In [5]:
import numpy as np
from sklearn.dummy import DummyRegressor
from sklearn.pipeline import Pipeline
from sklearn.metrics import mean_absolute_error, mean_squared_error, r2_score
import sys
sys.path.append("../src")
from data_loader import load_data



#Loading data
X_train, X_test, y_train, y_test = load_data()

#Creating pipeline
pipeline = Pipeline([
    ("dummy", DummyRegressor(strategy="mean"))
])

# Training pipeline
pipeline.fit(X_train, y_train)

# Predicting
y_pred = pipeline.predict(X_test)

#Evaluating predictions
mae = mean_absolute_error(y_test, y_pred)
mse = mean_squared_error(y_test, y_pred)
rmse = np.sqrt(mse)
r2 = r2_score(y_test, y_pred)

#Displaying results
print("Dummy Regressor (Mean Strategy) Results:")
print(f"MAE:  {mae:,.2f}")
print(f"MSE:  {mse:,.2f}")
print(f"RMSE: {rmse:,.2f}")
print(f"R²:   {r2:.4f}")


 Dropping potential leakage column: Log_Price
Dummy Regressor (Mean Strategy) Results:
MAE:  1,352,127.61
MSE:  3,252,814,346,692.91
RMSE: 1,803,556.03
R²:   -0.0001


### Baseline Prediction: Dummy Regressor
This notebook creates a baseline model using `DummyRegressor` with `strategy="mean"` wrapped inside a `Pipeline`. It loads preprocessed train-test data using `load_data()`, fits the dummy model inside a pipeline, makes predictions, and evaluates performance using MAE, MSE, RMSE, and R² metrics.

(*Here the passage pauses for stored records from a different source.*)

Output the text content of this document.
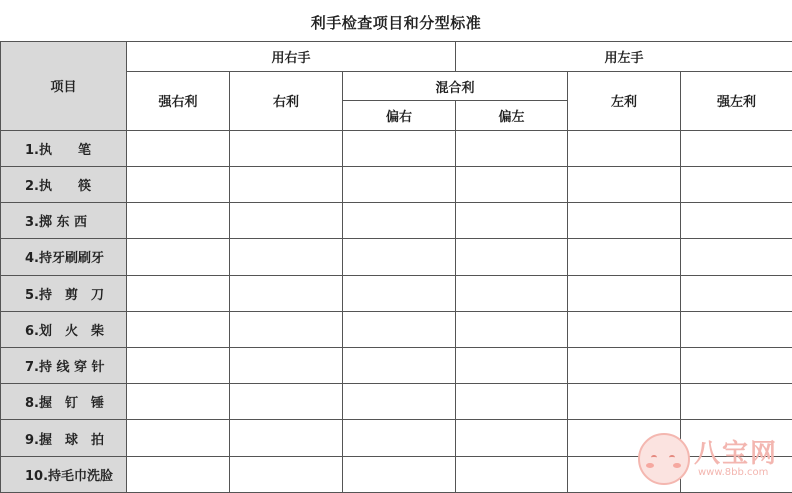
利手检查项目和分型标准
项目	用右手			用左手		
	强右利	右利	混合利		左利	强左利
			偏右	偏左		
1.执　　笔						
2.执　　筷						
3.掷 东 西						
4.持牙刷刷牙						
5.持　剪　刀						
6.划　火　柴						
7.持 线 穿 针						
8.握　钉　锤						
9.握　球　拍						
10.持毛巾洗脸						
八宝网
www.8bb.com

The pipeline is also saved using `joblib` for future reuse. This serves as a benchmark to compare more complex models later.


In [6]:
import pandas as pd

comparison_df = pd.DataFrame({
    "Actual Price": y_test.values,
    "Predicted Price": y_pred
})

comparison_df.head(10)


Unnamed: 0,Actual Price,Predicted Price
0,3140000.0,4202679.0
1,3390000.0,4202679.0
2,3400000.0,4202679.0
3,5850000.0,4202679.0
4,2490000.0,4202679.0
5,7500000.0,4202679.0
6,3200000.0,4202679.0
7,6090000.0,4202679.0
8,8640000.0,4202679.0
9,5090000.0,4202679.0


### Actual vs Predicted Prices
Creates a DataFrame to compare the actual and predicted house prices using the baseline model. The first 10 entries are displayed for quick inspection.